Saragarhi, looking back at the battle on it’s 121st anniversary

Saragarhi Outpost

Throughout the ever increasing vestiges of history there are no shortages of options for great “last stands.” The Spartans at Thermopylae is probably the first that comes to most peoples minds. But many others could just as easily be remembered, The British vs the Zulu at Rorke’s Drift, The Americans lost in the Argonne, The last group of Samurai standing up the the government, etc. My personal favorite however is one of the lesser known, but no less impressive. The Battle of Saragarhi.

For this we must head over to the Indian subcontinent. To the mountains on the border between Afghanistan and modern day Pakistan. Back in 1897 however this was the edge of British India. The local Afghan tribes had rebelled against the British, and the British had in turn occupied and fortified many of the old forts in the region. Two of these forts, Fort Lockhart and Fort Gulistan, did not have direct line of sight between each other so the small outpost of Saragarhi was born.

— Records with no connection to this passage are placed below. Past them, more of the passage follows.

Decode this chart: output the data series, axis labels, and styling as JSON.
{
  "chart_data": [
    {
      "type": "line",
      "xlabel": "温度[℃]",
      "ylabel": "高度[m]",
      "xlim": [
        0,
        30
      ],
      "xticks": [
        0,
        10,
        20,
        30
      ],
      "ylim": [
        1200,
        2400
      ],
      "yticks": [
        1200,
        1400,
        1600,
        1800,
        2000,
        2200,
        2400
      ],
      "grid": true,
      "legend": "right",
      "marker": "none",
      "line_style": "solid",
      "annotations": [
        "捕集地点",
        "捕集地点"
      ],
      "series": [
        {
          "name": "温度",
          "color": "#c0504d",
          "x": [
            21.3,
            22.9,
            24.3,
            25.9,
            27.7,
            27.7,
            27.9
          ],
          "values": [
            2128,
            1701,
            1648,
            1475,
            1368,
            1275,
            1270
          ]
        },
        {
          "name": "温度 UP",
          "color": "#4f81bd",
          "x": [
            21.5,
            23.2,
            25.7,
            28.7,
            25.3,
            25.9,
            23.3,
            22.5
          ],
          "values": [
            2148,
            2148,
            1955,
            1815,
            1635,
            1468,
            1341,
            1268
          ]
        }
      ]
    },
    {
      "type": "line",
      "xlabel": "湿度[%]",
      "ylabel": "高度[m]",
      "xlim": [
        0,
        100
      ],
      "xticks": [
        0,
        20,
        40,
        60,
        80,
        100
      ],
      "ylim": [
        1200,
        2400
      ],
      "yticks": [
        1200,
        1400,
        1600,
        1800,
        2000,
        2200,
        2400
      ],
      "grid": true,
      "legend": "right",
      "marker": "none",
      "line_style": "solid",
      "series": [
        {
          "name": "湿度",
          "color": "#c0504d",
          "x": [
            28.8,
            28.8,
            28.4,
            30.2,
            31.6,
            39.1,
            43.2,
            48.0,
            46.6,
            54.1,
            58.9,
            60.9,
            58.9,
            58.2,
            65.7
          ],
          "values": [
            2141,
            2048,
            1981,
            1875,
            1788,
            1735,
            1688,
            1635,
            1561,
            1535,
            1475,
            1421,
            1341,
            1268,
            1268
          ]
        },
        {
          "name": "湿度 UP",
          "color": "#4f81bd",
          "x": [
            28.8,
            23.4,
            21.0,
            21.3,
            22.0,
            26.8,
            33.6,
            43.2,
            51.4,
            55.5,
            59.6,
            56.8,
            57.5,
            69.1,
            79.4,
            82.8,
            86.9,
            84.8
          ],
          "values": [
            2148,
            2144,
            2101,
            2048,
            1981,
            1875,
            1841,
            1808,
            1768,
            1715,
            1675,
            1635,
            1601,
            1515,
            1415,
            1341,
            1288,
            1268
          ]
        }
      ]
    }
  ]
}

Saragarhi was manned by a small contingent of 21 Sikh soldiers, operating signaling equipment designed to flash Morse Code via reflected sunlight.

On the 12th September 1897 after repeated failed attacks on the 2 forts and realizing Saragarhi is the weak point, a force of between 10000-12000 Afghans came marching on the little outpost. The attack also cut off the forts from sending aid. Leaving the 21 men to fend for themselves. After repeated attacks and setting the local flora alight the invaders were able to breach the outer wall.

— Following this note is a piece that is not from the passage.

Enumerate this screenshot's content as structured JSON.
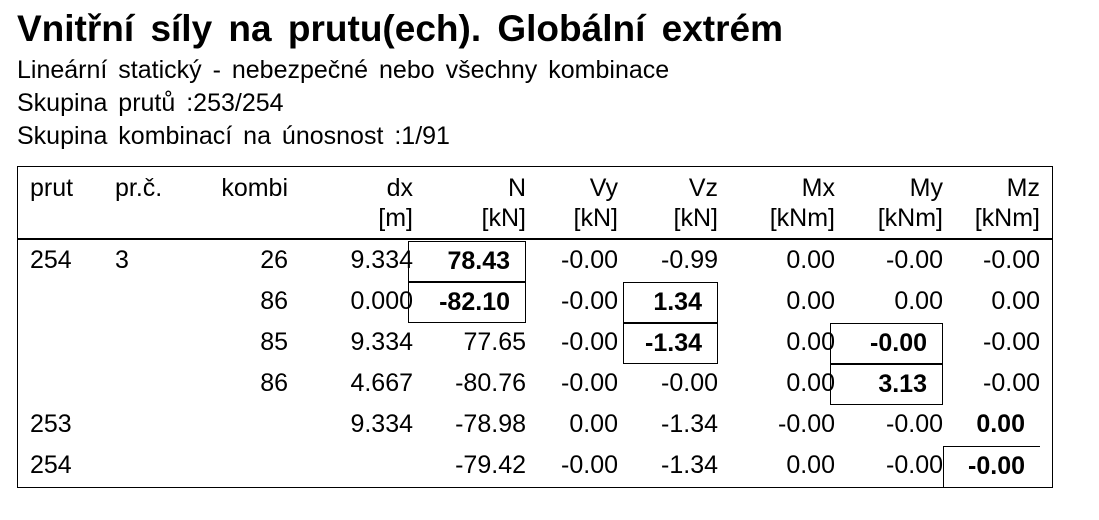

Saragarhi’s commanding officer Ishar Singh sacrificed himself to hold off the attackers while the surviving few men fell back to the inner wall and entrenched themselves. All through the battle Gurmukh Singh, the faithful signalman remained at his post, and constantly narrated the battle back to the Officers at Fort Lockhart. Only once all his comrades had fallen and he was the last man left did he signal requesting permission to leave his post and engage. After this was granted, he first very carefully packed up and put away all the equipment, then fixed bayonet and took out 20 enemies before they had to burn down the outpost to eventually stop him.

All 21 soldiers were awarded the highest award available to them at the time. Although all 21 were killed in the battle, they delayed the enemy long enough for the Forts to call in reinforcements. And a few days later what was left of Saragarhi was recaptured. The exact number of enemy casualties is uncertain, but it seems to be somewhere between 180 and 600 Afghans taken out by the 21.